Where to begin, where to begin.

Mortgage rates are still sitting at about 7%. In fact, as of the last read, 6.89%. They haven’t moved much since last October. Some economists believe that mortgage rates will come down soon, others believe that they’ll remain at the current levels and still some believe that they’ll go much higher. Super helpful huh? The camp that believes that they’ll be lower soon seems to be the consensus camp. They believe what they believe because the bond market appears to be oversold, due for a rally soon.

Stocks have rebounded to near all time highs.
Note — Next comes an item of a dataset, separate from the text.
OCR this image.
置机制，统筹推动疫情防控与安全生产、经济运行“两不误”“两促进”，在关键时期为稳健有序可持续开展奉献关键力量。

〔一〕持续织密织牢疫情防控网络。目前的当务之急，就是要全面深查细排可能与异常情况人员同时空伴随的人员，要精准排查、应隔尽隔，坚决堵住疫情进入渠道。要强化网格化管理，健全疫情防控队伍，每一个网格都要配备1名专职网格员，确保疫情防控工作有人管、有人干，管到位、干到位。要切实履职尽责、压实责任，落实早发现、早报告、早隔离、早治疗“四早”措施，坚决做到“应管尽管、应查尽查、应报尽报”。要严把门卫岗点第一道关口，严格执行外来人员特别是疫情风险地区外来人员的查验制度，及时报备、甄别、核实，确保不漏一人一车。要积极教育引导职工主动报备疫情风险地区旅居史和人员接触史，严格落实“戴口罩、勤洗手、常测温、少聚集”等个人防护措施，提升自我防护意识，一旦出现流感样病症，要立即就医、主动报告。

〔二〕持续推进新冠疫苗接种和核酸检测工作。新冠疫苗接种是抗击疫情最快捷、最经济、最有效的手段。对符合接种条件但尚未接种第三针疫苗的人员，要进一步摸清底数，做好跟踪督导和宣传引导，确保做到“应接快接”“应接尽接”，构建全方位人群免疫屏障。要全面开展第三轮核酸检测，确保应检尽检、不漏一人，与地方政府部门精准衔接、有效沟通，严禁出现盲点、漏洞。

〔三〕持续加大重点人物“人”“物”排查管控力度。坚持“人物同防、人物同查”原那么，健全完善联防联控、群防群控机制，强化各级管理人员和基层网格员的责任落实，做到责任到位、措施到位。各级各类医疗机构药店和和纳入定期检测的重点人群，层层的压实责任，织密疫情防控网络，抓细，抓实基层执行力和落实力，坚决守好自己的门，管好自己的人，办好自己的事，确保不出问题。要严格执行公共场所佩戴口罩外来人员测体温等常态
Sustained economic uncertainty is almost guaranteed to lead to a bond market rally and, therefore, lower mortgage rates. Lower mortgage rates will unlock a ton of demand. In fact, for every half point decline in mortgage rates, millions of new buyers enter the market. Even 6.5% mortgage rates will produce a ton of demand, never mind 6% and even 5.5% mortgage rates. Lower mortgage rates mean more buyer competition and higher prices. On the other hand, the camp that believes that mortgage rates will remain the same or even increase are of the mind that there aren’t enough buyers for US debt given the concern around the government’s massive budget deficits and ballooning national debt- and generally the uncertainty around the US dollar’s dominance in the world market.

As far as inflation is concerned, year over year CPI sits at 2.4% or 0.1% month over month and core CPI sits at 2.8% or 0.1% month of month. While it’s nice to have a two handle on inflation, core CPI, which is the Fed’s preferred metric, is still nearly 50% higher than the Fed’s 2% target.

As far as our local real estate market is concerned, Jackson County sales volume is up over 6% year over year. Days on market are up slightly from 16 days on market to 20 days on market. Pricing is up 1.7%. New construction sales volume is down significantly as the new construction boom winds down. Developers are also subject to the same higher interest rates. High interest rates mean less development as higher interest rates erode developer’s margins and discourage development generally. Inventories are up over 30%. Much of that increase is owing to a nearly 100 unit increase in the rural space from 229 units last year to 338 units this year. That’s a 42% increase in rural inventory year over year. In looking at only urban inventory, inventories are up 24%. Some might be surprised to hear that sales volumes are up. However, it’s not that surprising given the comparison is such a low bar. Last year, we had very low sales volumes, so it’s no wonder that we’ve seen an increase, not to mention the impact of additional supply. Additional supply affords more transactions. A basic thought experiment is that if there is no inventory, how many transactions can occur? Of course, the answer is zero. If there are hundred units on the market, how many transactions can occur? Obviously, more than zero and likely many more than that.